SOLO, (Panjimas.com) – Pakar hukum Universitas Djuanda Bogor, Dr. Muhamamd Taufik mengatakan bahwa tindakan pelecehan terhadap wanita terlebih muslimah bercadar yang terjadi beberapa waktu lalu di Kota Solo, Polisi sudah bisa bertindak tanpa menunggu adanya pelaporan korban.
Penulis buku ‘Terorisme Negara Demokrasi’ itu menjelaskan kejadian seperti itu sudah melanggar dua pasal sekaligus.
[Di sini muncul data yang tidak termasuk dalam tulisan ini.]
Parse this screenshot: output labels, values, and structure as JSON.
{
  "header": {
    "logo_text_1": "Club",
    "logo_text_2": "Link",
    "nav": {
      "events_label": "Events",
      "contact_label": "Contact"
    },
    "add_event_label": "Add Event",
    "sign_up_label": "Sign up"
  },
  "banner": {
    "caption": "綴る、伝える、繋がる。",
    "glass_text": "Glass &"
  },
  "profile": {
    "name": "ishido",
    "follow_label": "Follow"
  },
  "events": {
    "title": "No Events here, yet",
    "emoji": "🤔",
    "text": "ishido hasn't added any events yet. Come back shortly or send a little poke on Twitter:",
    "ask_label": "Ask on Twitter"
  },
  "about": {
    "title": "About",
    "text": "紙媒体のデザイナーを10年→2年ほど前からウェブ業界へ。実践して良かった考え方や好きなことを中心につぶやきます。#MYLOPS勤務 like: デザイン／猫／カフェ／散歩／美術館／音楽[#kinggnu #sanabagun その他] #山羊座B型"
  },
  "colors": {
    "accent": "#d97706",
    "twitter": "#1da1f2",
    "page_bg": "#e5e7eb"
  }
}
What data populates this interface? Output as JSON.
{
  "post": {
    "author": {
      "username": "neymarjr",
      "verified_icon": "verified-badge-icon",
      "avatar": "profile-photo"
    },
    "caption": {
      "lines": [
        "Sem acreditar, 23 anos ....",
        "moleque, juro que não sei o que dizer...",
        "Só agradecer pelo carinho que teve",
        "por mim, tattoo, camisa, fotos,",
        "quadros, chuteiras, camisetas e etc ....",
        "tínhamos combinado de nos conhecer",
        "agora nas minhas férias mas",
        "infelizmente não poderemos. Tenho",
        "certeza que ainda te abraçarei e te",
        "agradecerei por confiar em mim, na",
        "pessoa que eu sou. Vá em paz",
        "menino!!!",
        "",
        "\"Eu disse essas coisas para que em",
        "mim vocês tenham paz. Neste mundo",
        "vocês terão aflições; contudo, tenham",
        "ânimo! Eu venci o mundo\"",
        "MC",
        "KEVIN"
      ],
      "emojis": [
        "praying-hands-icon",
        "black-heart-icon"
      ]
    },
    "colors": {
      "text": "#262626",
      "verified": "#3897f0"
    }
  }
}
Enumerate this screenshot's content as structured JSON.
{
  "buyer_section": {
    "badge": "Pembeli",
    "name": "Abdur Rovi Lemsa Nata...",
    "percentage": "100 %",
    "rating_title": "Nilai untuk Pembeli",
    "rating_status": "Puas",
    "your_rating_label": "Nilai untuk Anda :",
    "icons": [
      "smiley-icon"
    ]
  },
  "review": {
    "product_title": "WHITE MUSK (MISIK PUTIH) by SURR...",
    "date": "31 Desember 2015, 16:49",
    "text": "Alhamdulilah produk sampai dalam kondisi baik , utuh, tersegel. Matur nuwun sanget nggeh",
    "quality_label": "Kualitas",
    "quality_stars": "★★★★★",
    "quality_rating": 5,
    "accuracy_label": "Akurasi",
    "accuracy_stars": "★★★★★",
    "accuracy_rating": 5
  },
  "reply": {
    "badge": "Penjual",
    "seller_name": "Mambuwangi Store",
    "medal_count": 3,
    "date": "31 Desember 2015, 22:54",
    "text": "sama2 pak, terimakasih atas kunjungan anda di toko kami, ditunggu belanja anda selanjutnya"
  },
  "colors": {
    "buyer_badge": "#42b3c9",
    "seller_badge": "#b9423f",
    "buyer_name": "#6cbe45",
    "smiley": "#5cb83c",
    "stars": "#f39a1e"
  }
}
Yakni pasal 156a tentang pelecehan agama karena korban yang disasar mengenakan pakaian muslimah dan pasal 289-296 tentang pelecehan sexsual.
“Menurut saya ini yang dilanggar dua, tentang pelecehan agamanya itu pasal 156a, kemudian kalau terjadi sampai meremas dada, Polisi harus bertindak. Itu masuknya pasal pelecehan seksual, diaturnya di KUHP pasal 289 sampai pasal 296,” kata Taufiq saat ditemui wartawan di kantor MT&P, Laweyan, Solo, Kamis (11/1/2018).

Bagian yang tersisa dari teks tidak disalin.